Using ACC-developed tools like FOCUS and data from the registries, SMARTCare brings science to the bedside to create a more robust method for assessing quality, cost and outcomes for care delivery. The chapter has been working closely with ACC staff to develop this ongoing project which is a collaboration with integrated health care systems, statewide, multi-stakeholder collaborative groups, including business coalitions, measurement and data collaborative groups, and a payment reform partnership.

This groundbreaking project aims to change the face of cardiology nationwide and will be a model for other states to use in the future. The chapter continues to develop SMARTCare Delivery and has even combined efforts with the Florida Chapter to develop a joint Center for Medicare and Medicaid Innovation Center (CMMI) Innovation Grant proposal. This proposal results from an immense amount of work, dedication, and time on the part of many, many hard working professionals.  We learn of the results of the grant proposal within the month. Congratulations and good luck!

The Maryland Battle Continues

The topic of inappropriate use of stenting has been a hot topic this past year in several states including Maryland. As Immediate Past President Ralph Brindis, MD, MPH, MACC wrote in a previous blog entry, “To be perfectly clear, the ACC does not condone inappropriate use of coronary stenting, overuse or misuse of any cardiovascular technology or therapy. That said, what’s happening in Maryland is a prime example of how a negative situation can be turned into a positive opportunity to improve quality and appropriateness of care.”

Over the past year, the Maryland Chapter, along with the Society of Cardiovascular Angiography and Interventions (SCAI), have been advocating for oversight guidelines for cath labs performing percutaneous coronary intervention (PCI).

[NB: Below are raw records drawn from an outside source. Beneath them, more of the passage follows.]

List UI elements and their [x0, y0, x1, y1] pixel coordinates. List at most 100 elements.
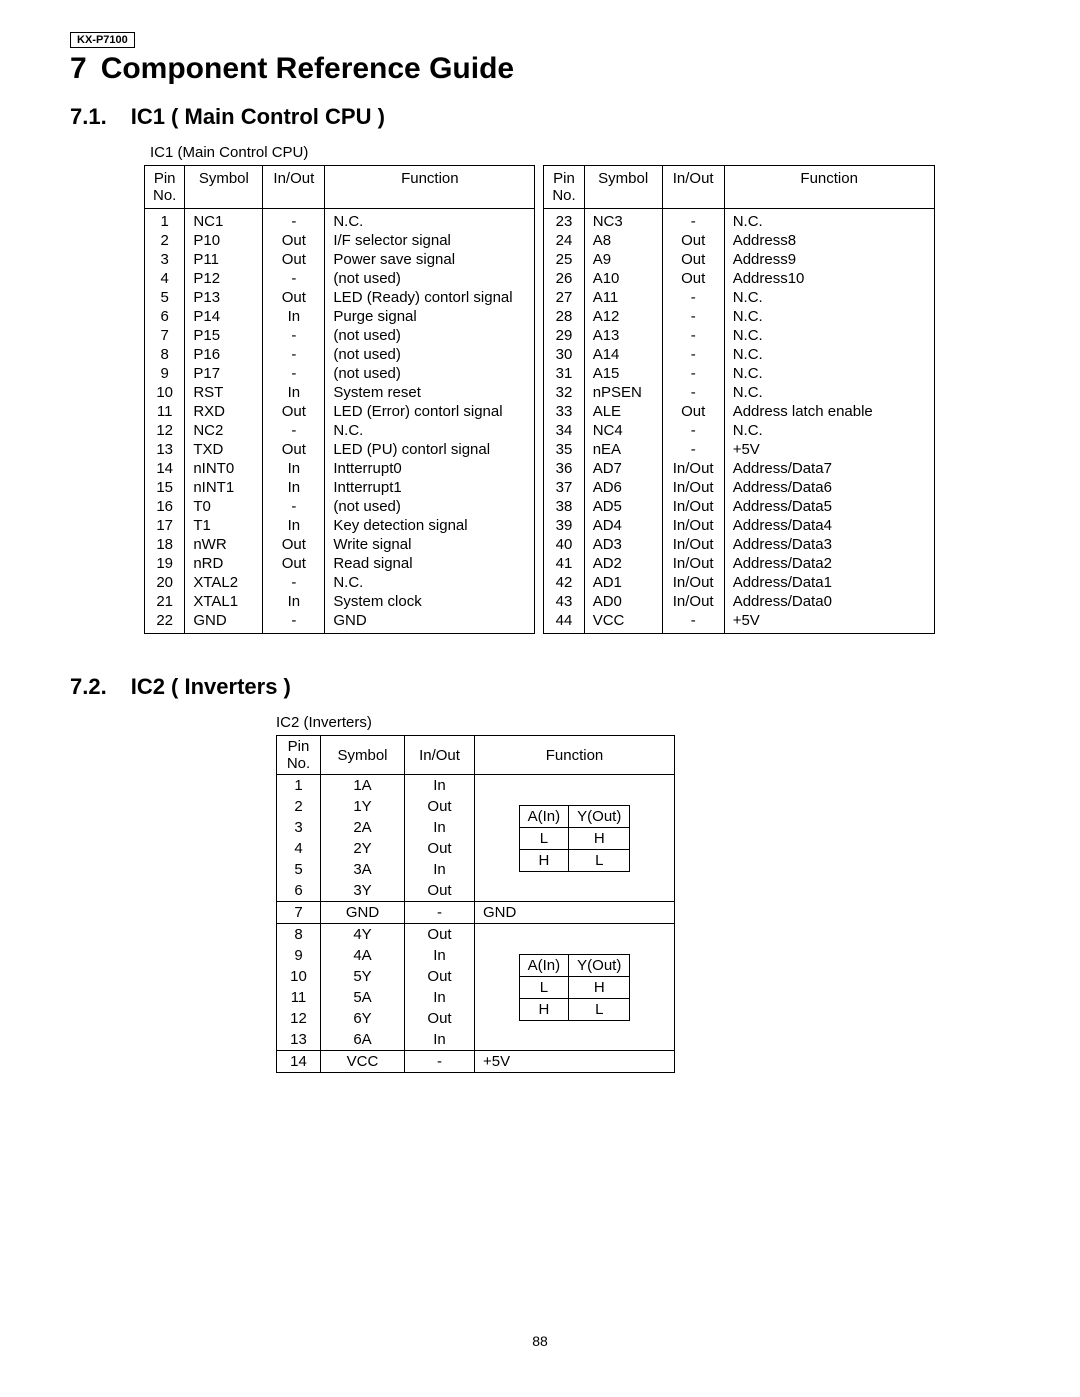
cell-pin: 27: [544, 288, 584, 307]
cell-symbol: P15: [185, 326, 263, 345]
table-row: 11RXDOutLED (Error) contorl signal: [145, 402, 535, 421]
cell-inout: In/Out: [662, 592, 724, 611]
table-row: 19nRDOutRead signal: [145, 554, 535, 573]
table-row: 34NC4-N.C.: [544, 421, 934, 440]
cell-function: Power save signal: [325, 250, 535, 269]
th-fn: Function: [724, 166, 934, 209]
cell-symbol: 5A: [321, 987, 405, 1008]
cell-pin: 32: [544, 383, 584, 402]
section-7-2-heading: 7.2.IC2 ( Inverters ): [70, 674, 1010, 700]
cell-function: (not used): [325, 345, 535, 364]
cell-symbol: P14: [185, 307, 263, 326]
table-row: 24A8OutAddress8: [544, 231, 934, 250]
ic1-table-right: Pin No. Symbol In/Out Function 23NC3-N.C…: [543, 165, 934, 634]
cell-symbol: nRD: [185, 554, 263, 573]
table-row: 6P14InPurge signal: [145, 307, 535, 326]
cell-symbol: 4A: [321, 945, 405, 966]
cell-inout: -: [662, 307, 724, 326]
cell-function: Intterrupt0: [325, 459, 535, 478]
table-row: 10RSTInSystem reset: [145, 383, 535, 402]
cell-pin: 23: [544, 209, 584, 232]
cell-symbol: nWR: [185, 535, 263, 554]
cell-symbol: A13: [584, 326, 662, 345]
cell-inout: -: [263, 573, 325, 592]
cell-function: Key detection signal: [325, 516, 535, 535]
cell-inout: -: [263, 209, 325, 232]
cell-pin: 1: [277, 775, 321, 797]
th-sym: Symbol: [185, 166, 263, 209]
cell-symbol: AD6: [584, 478, 662, 497]
truth-cell: L: [569, 998, 630, 1020]
cell-inout: -: [662, 364, 724, 383]
cell-inout: In/Out: [662, 459, 724, 478]
cell-pin: 18: [145, 535, 185, 554]
cell-symbol: NC4: [584, 421, 662, 440]
cell-inout: Out: [405, 966, 475, 987]
cell-inout: -: [662, 345, 724, 364]
cell-pin: 14: [145, 459, 185, 478]
cell-symbol: nEA: [584, 440, 662, 459]
cell-symbol: A12: [584, 307, 662, 326]
cell-function: Address/Data4: [724, 516, 934, 535]
cell-inout: -: [263, 326, 325, 345]
cell-pin: 17: [145, 516, 185, 535]
table-row: 44VCC-+5V: [544, 611, 934, 634]
cell-pin: 7: [277, 902, 321, 924]
cell-pin: 10: [277, 966, 321, 987]
cell-symbol: 6Y: [321, 1008, 405, 1029]
cell-pin: 7: [145, 326, 185, 345]
cell-function: Address8: [724, 231, 934, 250]
th-io: In/Out: [662, 166, 724, 209]
cell-function: A(In)Y(Out)LHHL: [475, 775, 675, 902]
cell-inout: -: [263, 345, 325, 364]
cell-symbol: nPSEN: [584, 383, 662, 402]
cell-inout: Out: [405, 924, 475, 946]
cell-pin: 12: [145, 421, 185, 440]
cell-inout: In: [263, 516, 325, 535]
truth-h1: A(In): [519, 805, 569, 827]
cell-pin: 21: [145, 592, 185, 611]
cell-inout: Out: [662, 250, 724, 269]
cell-pin: 29: [544, 326, 584, 345]
table-row: 30A14-N.C.: [544, 345, 934, 364]
ic2-wrap: IC2 (Inverters) Pin No. Symbol In/Out Fu…: [270, 714, 1010, 1073]
cell-function: Address/Data0: [724, 592, 934, 611]
cell-inout: Out: [263, 250, 325, 269]
cell-symbol: nINT1: [185, 478, 263, 497]
table-row: 84YOutA(In)Y(Out)LHHL: [277, 924, 675, 946]
cell-function: GND: [325, 611, 535, 634]
cell-pin: 2: [145, 231, 185, 250]
cell-function: LED (Error) contorl signal: [325, 402, 535, 421]
table-row: 14nINT0InIntterrupt0: [145, 459, 535, 478]
cell-function: N.C.: [724, 421, 934, 440]
cell-pin: 13: [277, 1029, 321, 1051]
cell-symbol: AD3: [584, 535, 662, 554]
cell-symbol: TXD: [185, 440, 263, 459]
cell-inout: Out: [263, 231, 325, 250]
cell-pin: 11: [277, 987, 321, 1008]
th-pin: Pin No.: [145, 166, 185, 209]
cell-symbol: RXD: [185, 402, 263, 421]
cell-pin: 3: [277, 817, 321, 838]
cell-inout: In: [405, 987, 475, 1008]
cell-inout: In: [263, 478, 325, 497]
th-fn: Function: [475, 736, 675, 775]
table-row: 9P17-(not used): [145, 364, 535, 383]
th-sym: Symbol: [321, 736, 405, 775]
cell-symbol: A14: [584, 345, 662, 364]
model-badge: KX-P7100: [70, 32, 135, 48]
cell-function: N.C.: [325, 573, 535, 592]
th-io: In/Out: [405, 736, 475, 775]
cell-pin: 34: [544, 421, 584, 440]
cell-function: LED (Ready) contorl signal: [325, 288, 535, 307]
table-row: 39AD4In/OutAddress/Data4: [544, 516, 934, 535]
cell-symbol: XTAL1: [185, 592, 263, 611]
cell-symbol: T0: [185, 497, 263, 516]
cell-inout: -: [405, 902, 475, 924]
truth-cell: L: [519, 827, 569, 849]
cell-function: Address/Data5: [724, 497, 934, 516]
cell-function: N.C.: [724, 288, 934, 307]
cell-symbol: P13: [185, 288, 263, 307]
cell-inout: Out: [263, 402, 325, 421]
cell-inout: In: [405, 817, 475, 838]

The Maryland Chapter has been diligently working to implement internal and external peer review, but as MedPage Today recently reported: “a Maryland plan to regulate stent procedures has elicited a push-back from local chapters of the American College of Cardiology and the Society of Cardiovascular Angiography and Interventions (SCAI).” The “public outcry over” allegations of over-stenting have “spurred a technical advisory group to the Maryland Health Commission to recommend giving the commission the authority to regulate stent procedures as well as continuing evaluation of hospitals with stent programs.” However, “both the Maryland Chapter of ACC and the Maryland SCAI chapter said a better plan would be a two-tiered system of checks that includes an internal review that meets specific standards and an external peer review as an auditing mechanism.”

Although the battle in Maryland continues, their gallant efforts have not gone unnoticed, and this past week at Leadership Forum BOG Chair-Elect Dipti Itchhaporia and I presented Sam Goldberg, MD, FACC, governor of the Maryland Chapter with the ACC Chapter award for Advocacy.

As the famous Robert Frost saying goes, “Two roads diverged in a wood, and I – I took the one less traveled by, and that has made all the difference.” I applaud the amazing efforts of the Maryland Chapter who is working to do something more effective to prevent inappropriate uses.